By Jim Rowland

Artwork for The Sea Sang Screaming by Bad FractalsWith members hailing from the ÜK, Latvia, Germany, Sardinia and Greece, London-based acid punks Bad Fractals’ debut album ‘The Sea Sang Screaming’ is every bit unusual and eclectic as that combination of band members.

Beginning back in 2012, Bad Fractals has never been a band to do things the conventional way, playing shows in squats, raves, strip clubs and even on the occasional flatbed truck. The ten tracks on this album could certainly be described as unconventional too. Produced and mixed by Youth (Killing Joke) and Michael Rendall this debut album ‘The Sea Sang Screaming’ has been a long time coming and is finally ready to be released via Creation Youth, the label launched by Youth and Creation Records legend Alan McGee.
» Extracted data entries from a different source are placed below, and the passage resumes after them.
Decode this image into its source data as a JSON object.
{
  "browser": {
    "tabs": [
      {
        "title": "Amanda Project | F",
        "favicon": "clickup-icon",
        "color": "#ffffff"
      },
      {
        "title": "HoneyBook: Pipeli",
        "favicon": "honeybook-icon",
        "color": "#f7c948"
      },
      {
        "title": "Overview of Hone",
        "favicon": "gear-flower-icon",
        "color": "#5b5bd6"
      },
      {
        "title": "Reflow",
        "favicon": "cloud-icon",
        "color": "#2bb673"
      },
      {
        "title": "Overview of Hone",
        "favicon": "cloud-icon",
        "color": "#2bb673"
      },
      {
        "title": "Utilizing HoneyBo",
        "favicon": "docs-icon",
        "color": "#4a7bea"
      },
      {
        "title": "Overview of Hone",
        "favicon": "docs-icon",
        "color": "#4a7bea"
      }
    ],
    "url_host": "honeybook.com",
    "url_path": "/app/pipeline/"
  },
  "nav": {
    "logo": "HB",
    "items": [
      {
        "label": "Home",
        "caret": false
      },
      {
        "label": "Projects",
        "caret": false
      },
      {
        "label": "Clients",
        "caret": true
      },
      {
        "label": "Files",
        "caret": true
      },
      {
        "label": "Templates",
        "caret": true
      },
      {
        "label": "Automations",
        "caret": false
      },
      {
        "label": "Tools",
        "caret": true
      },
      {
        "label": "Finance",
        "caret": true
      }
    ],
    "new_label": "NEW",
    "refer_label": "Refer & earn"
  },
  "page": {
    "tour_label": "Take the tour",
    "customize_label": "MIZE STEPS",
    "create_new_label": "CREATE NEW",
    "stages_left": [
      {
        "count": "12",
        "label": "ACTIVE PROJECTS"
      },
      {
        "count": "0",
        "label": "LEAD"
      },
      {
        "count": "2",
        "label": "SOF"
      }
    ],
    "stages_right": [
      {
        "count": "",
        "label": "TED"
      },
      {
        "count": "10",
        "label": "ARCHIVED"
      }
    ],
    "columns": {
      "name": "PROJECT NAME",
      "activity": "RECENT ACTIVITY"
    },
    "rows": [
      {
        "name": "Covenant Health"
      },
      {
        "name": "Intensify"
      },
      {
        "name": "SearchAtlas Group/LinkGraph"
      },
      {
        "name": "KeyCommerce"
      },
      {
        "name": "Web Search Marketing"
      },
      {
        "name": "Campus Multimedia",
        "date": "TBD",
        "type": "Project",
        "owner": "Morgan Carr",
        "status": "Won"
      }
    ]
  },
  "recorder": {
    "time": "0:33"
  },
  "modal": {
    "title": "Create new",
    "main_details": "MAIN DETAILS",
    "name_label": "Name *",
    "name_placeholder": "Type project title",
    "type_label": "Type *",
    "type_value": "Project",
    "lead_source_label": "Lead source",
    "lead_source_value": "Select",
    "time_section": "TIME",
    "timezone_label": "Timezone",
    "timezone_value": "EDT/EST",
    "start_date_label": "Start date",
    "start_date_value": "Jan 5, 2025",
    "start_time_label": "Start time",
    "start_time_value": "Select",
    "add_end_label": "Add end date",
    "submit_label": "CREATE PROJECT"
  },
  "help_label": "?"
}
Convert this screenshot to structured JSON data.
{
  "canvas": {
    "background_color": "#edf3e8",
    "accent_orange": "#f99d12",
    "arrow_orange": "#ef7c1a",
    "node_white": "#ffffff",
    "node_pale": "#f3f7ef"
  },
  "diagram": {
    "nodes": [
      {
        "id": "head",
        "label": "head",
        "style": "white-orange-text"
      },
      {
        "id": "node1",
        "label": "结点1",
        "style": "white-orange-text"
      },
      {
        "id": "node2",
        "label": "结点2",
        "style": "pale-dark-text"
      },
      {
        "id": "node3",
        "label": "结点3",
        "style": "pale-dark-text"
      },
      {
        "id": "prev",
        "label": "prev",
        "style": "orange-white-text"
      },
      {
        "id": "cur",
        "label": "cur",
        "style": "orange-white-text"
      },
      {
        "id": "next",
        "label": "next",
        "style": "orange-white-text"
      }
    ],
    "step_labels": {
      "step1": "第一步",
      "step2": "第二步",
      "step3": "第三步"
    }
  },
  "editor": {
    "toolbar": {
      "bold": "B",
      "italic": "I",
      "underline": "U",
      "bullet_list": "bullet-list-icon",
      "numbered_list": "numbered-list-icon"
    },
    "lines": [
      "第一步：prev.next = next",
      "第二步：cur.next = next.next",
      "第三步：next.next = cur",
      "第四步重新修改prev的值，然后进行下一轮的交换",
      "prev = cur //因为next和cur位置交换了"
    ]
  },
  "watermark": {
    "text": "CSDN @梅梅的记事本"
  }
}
Pigeonholing Bad Fractals’ sound is not an easy task, fusing elements of everything from punk and rock to art-rock and prog and a fair few places in between, it makes for a bizarre but utterly captivating listen.

The likes of ‘Bee Sting’, ‘Disco Devils’ and the hard-hitting ‘Taxman’ manage to mix twisted, angular art rock with prog and punk all under the same roof, ‘What You Looking At?’ fuses Cramps-style rockabilly with gobby street punk, whilst ‘Chemical Weddings’ and the soaring acid rock of ‘Walk of Shame’ have a dark and slightly disturbing air to them. There’s drama and theatricality throughout too.

At various points, the spirit of bands like The Tubes, Cardiacs, Big Elf and Primus springs to mind for me, without sounding directly like any of them in particular. What those bands do have in common is clever, inventive eccentricity and a unique quality, and Bad Fractals has that in abundance.